Details
-
Bug
-
Status: Open
-
Critical
-
Resolution: Unresolved
-
3.8.0
-
None
Description
With the official Kafka Java client, version 3.8.0, the position of consumers after a transaction aborts appears unpredictable. Sometimes the consumer moves on, skipping over the records it polled in the aborted transaction. Sometimes it rewinds to read them again. Sometimes it rewinds further than the most recent transaction.
Since the goal of transactions is to enable "exactly-once semantics", it seems sensible that the consumer should rewind on abort, such that any subsequent transactions would start at the same offsets. Not rewinding leads to data loss, since messages are consumed but their effects are not committed. Rewinding too far is... just weird.
I'm seeing this issue in Jepsen tests of Kafka 3.0.0 and other Kafka-compatible systems. It occurs without faults, and with a single producer and consumer; no other concurrent processes. Here's the producer and consumer config:
Producer config: {"socket.connection.setup.timeout.max.ms" 1000, "transactional.id" "jt1", "bootstrap.servers" "n3:9092", "request.timeout.ms" 3000, "enable.idempotence" true, "max.block.ms" 10000, "value.serializer" "org.apache.kafka.common.serialization.LongSerializer", "retries" 1000, "key.serializer" "org.apache.kafka.common.serialization.LongSerializer", "socket.connection.setup.timeout.ms" 500, "reconnect.backoff.max.ms" 1000, "delivery.timeout.ms" 10000, "acks" "all", "transaction.timeout.ms" 1000}
Consumer config: {"socket.connection.setup.timeout.max.ms" 1000, "bootstrap.servers" "n5:9092", "request.timeout.ms" 10000, "connections.max.idle.ms" 60000, "session.timeout.ms" 6000, "heartbeat.interval.ms" 300, "key.deserializer" "org.apache.kafka.common.serialization.LongDeserializer", "group.id" "jepsen-group", "metadata.max.age.ms" 60000, "auto.offset.reset" "earliest", "isolation.level" "read_committed", "socket.connection.setup.timeout.ms" 500, "value.deserializer" "org.apache.kafka.common.serialization.LongDeserializer", "enable.auto.commit" false, "default.api.timeout.ms" 10000}
Attached is a test run that shows this behavior, as well as a visualization of the reads (polls) and writes (sends) of a single topic-partition.

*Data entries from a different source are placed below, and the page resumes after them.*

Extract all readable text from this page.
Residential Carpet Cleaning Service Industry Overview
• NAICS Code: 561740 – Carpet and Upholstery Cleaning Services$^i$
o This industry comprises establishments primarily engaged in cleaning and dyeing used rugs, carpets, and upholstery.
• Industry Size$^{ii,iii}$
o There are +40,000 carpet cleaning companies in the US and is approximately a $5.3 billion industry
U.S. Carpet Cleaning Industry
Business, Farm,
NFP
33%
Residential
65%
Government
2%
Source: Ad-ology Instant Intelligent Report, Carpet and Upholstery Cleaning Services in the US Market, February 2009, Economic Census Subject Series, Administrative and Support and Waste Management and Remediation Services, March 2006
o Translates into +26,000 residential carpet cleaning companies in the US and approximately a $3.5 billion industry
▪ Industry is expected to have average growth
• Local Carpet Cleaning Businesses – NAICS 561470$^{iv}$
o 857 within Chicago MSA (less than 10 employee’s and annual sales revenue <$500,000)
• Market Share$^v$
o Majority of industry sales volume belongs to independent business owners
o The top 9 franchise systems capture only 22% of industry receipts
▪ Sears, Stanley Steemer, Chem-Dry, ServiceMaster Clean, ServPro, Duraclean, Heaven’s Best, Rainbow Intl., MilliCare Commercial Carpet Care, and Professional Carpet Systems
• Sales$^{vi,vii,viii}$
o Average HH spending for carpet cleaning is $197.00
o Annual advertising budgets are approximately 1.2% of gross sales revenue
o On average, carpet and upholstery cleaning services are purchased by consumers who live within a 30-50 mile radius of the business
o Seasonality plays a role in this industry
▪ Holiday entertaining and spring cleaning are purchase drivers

In this plot, time flows down, and offsets run left to right. Each transaction is a single horizontal line. `w1` denotes a send of value 1, and `r2` denotes a poll of read 2. All operations here are performed by the sole process in the system, which has a single Kafka consumer and a single Kafka client. First, a transaction writes 35 and commits. Second, a transaction reads 35 and aborts. Third, a transaction reads 35 and aborts: the consumer has clearly re-wound to show the same record twice.
Then a transaction writes 37. Immediately thereafter a transaction reads 37 and 38. Unlike before, it did not rewind. This transaction also aborts.
Finally, a transaction writes 39 and 40. Then a transaction reads 39 and 40. This transaction commits! Values 35, 37, and 38 have been lost!
It doesn't seem possible that this is the effect of a consumer rebalance: rebalancing should start off the consumer at the last committed offset, and the last committed offset in this history was actually value 31–it should have picked up at 35, 37, etc. This test uses auto.offset.reset=earliest, so if the commit were somehow missing, it should have rewound to the start of the topic-partition.
What... should Kafka do with respect to consumer offsets when a transaction aborts? And is there any sort of documentation for this? I've been digging into this problem for almost a week–it manifested as write loss in a Jepsen test--and I'm baffled as to how to proceed.